Carey Nieuwhof explains that hope in these healthy rhythms to provide the needed capacity for leadership will ultimately not be enough. After some time away (perhaps a short break, a summer rest, or even a sabbatical), leaders often find themselves quickly lacking the capacity to deal with the challenges ahead of them. Let’s fast forward to September of the coming school year (or let’s be honest - the beginning of August is when the work really begins). How quickly will your capacity to lead remain in good shape until you need another break? Nieuwhof asserts that “The problem for most exhausted and depleted leaders isn’t how you spend your time off, it’s how you spend your time on.” Nieuwhof offers some suggestions along with some guided focus and even a free online course designed to prevent burnout and to reschedule your work to be more productive. At a time when we are emerging from crisis and hardship and are likely exhausted and depleted, his own personal experience with burnout has a few gems for us to (re)build and protect our capacity as Christian school leaders:

  1. Grieve. That’s right, mourn the losses and process them. Carey suggests that ministry is a series of ungrieved losses, and so is life. Write them down, acknowledge what didn’t happen that could have or should have, and give them up. This may be a great end-of-the-year activity as a review for your staff or leadership team.
  2. Make some categorical decisions on what to move off of your plate. You can’t do it all. What will you delegate, what will you schedule only to specific times, and what will you eliminate altogether?
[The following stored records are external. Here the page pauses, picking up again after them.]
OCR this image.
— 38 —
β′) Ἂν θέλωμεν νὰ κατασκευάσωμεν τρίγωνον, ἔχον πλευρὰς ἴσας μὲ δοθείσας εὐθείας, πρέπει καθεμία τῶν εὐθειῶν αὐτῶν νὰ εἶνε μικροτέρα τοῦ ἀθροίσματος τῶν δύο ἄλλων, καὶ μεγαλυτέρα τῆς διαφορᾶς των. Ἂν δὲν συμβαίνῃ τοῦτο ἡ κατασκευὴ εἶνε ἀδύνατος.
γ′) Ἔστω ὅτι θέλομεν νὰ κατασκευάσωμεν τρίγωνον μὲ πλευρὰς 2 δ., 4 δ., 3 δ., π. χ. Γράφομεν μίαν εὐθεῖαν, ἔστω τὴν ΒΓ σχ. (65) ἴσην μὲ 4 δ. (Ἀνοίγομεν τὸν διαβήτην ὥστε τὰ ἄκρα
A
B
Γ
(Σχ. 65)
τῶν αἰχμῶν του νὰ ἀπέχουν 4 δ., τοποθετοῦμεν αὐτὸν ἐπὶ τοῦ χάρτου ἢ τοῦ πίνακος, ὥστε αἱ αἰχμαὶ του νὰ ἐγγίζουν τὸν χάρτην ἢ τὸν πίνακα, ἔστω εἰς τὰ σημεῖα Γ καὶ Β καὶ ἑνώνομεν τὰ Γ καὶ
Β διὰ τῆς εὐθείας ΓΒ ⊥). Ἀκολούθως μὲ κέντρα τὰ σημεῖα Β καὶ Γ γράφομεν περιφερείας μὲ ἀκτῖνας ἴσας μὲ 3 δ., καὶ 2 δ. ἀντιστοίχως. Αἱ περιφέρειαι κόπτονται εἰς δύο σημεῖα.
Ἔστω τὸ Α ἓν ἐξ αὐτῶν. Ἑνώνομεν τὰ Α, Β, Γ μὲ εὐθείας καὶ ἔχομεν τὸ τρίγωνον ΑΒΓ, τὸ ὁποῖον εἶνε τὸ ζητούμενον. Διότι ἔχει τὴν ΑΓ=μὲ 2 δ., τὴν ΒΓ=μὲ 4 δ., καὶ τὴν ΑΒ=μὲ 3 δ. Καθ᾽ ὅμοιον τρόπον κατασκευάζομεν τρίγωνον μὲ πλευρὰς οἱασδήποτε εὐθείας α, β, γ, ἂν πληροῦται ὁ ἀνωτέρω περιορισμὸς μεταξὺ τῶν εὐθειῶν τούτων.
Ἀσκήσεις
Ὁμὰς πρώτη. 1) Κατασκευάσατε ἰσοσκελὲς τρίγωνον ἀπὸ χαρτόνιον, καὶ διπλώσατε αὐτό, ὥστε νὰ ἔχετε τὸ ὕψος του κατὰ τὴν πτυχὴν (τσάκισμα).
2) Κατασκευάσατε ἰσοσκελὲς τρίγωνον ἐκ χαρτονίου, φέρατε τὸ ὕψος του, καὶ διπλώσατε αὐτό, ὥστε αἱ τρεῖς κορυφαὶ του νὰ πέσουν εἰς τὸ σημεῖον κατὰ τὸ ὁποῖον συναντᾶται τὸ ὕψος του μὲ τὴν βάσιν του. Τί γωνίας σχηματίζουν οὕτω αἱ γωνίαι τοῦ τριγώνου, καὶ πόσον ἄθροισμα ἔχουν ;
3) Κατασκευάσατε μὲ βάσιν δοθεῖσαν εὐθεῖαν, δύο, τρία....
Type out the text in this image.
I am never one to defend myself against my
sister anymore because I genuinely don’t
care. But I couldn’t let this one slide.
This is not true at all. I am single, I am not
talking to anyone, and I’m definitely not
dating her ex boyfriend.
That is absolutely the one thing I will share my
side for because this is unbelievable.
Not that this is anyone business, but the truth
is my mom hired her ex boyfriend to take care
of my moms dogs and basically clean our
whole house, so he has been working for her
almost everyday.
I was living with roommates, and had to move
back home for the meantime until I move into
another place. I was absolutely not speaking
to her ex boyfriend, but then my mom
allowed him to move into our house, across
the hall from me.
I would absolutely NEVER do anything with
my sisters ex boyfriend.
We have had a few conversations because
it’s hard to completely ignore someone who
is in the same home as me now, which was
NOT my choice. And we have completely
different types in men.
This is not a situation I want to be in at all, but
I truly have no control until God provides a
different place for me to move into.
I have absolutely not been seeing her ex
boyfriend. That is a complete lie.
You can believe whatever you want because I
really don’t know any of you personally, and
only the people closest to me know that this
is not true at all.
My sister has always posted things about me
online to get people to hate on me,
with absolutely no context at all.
In so doing, what do you now have the capacity for that is more important than what you’ve moved away? Likewise, is there something post-pandemic that you’ve begun again that should have remained sidelined? Challenge yourself to shake your head at what you’ve resumed and put it away for good.
  3. Set boundaries and get a hobby or schedule time for yourself. Work, thanks to the wonders of technology, will make its way into every corner of your life if you let it, crowding out the things that are most valuable to you like family, health, and your own sanity. I’ll admit that I’m better at saying this than actually doing it. I should have gone for a run this evening instead of reviewing the stack of emails that I would have been able to better and more efficiently process after a good post-run sleep.

As a leadership team at my school, we’ve attempted (we’re in the process of getting there!) to schedule three days a year where we each individually and intentionally do something that benefits us physically, socially, emotionally, and spiritually. (Perhaps a partial day out hiking, lunch out with our friend or spouse, time in meditation, or doing what we know feeds our soul.) We’ve also intentionally attempted to take on work tasks that bring us joy and that align with our abilities, delegating and trading the tasks that we aren’t great at and that bring us stress to others who can do them much better.

For the record, I certainly do miss the days when I “just taught”, but I don’t regret a move to leadership, especially when I’ve taken the time to ensure that I have the capacity to take on the task (skills, proper posture, and the ability to process and absorb difficult ‘stuff’). When my capacity is there, I, like you, relish the challenge and joy that serving in leadership can bring.

Blessings to you as you finish your school year, take a needed break, and work to actively build your personal and team capacity to serve God with and in your community.

Kevin Huinink is the Lower Grand Cohort Leader for Edvance, and Executive Director at Cairn Christian School, with campuses in Smithville and Stoney Creek, Ontario.